As the British economist Adair Turner noted, the need to maintain social distancing in the workplace and to monitor employees’ health is going to increase labour costs relative to the cost of robots. This will be likely to prompt some businesses to bring forward automation plans.
Intensifying digitalisation was seen as a potential risk to major employment basins such as the hospitality and tourism sectors which had so far largely compensated jobs lost to automation in the manufacturing sector.
For Paul Achleitner, Deutsche chairman, focusing on quality of life could give Europe a competitive advantage.
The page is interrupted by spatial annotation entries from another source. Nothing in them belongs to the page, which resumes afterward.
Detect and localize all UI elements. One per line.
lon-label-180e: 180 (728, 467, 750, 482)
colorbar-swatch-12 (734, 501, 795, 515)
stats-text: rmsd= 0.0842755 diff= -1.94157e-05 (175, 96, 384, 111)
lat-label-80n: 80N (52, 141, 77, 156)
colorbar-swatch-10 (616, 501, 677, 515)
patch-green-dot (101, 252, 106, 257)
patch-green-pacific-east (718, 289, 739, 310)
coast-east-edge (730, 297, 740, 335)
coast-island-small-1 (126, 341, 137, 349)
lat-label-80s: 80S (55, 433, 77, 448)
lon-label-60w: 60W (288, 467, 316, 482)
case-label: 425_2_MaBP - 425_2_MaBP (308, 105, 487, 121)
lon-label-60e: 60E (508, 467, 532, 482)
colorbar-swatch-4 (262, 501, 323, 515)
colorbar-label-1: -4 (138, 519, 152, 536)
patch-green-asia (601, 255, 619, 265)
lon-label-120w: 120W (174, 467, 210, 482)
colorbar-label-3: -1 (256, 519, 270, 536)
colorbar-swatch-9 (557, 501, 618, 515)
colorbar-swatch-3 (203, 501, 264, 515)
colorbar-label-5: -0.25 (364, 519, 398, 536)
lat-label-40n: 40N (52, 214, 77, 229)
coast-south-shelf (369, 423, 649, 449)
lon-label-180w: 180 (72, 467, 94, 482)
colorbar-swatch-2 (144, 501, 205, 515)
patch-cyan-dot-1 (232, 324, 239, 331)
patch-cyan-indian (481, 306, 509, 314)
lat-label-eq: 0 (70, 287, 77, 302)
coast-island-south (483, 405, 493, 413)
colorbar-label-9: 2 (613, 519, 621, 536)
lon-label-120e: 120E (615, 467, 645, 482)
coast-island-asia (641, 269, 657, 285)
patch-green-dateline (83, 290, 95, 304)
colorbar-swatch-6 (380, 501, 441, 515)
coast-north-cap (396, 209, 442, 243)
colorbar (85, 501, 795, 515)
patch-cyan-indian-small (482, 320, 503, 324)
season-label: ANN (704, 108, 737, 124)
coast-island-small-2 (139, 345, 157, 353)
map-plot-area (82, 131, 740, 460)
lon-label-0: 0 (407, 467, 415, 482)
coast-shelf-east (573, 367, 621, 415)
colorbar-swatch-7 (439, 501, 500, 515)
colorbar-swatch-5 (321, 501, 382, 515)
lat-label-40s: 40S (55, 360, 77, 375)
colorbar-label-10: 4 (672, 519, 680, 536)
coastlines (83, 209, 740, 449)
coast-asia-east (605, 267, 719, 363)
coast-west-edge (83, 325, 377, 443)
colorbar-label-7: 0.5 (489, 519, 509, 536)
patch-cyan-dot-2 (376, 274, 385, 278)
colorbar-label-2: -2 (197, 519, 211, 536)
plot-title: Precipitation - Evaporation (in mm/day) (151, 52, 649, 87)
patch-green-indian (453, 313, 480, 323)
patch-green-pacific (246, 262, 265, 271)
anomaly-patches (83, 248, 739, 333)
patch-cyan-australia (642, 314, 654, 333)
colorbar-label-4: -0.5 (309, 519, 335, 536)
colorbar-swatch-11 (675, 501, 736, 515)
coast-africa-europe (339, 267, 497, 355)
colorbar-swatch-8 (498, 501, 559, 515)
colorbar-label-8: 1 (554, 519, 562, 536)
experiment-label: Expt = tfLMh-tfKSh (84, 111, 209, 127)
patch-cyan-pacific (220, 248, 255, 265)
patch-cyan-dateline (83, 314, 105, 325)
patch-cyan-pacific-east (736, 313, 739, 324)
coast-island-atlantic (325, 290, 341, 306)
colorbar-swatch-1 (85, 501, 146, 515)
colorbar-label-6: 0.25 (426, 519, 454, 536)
Indeed, panellists agreed that there are also opportunities for deep transformation of our societies. Unlike in past decades when people had to live relatively close to where jobs were based, digitalisation and the growing acceptability of remote working post-Covid mean that work is now more likely to relocate according where people want to live.
The new environment shaped by Covid-19 presents a major opportunity for the energy transition, some participants noted. More than ever, this is the right time to take advantage of low capital costs by unleashing very high investment in the electrification of the transport system and development of battery technologies.
On a positive note, governments can look forward to borrowing money very cheaply, making very large public deficits fairly affordable. At the macroeconomic level, Europe is entering a period of increased “Japanification”, with sustained and structurally low interest rates and quasi permanent quantitative easing measures by the European Central Bank.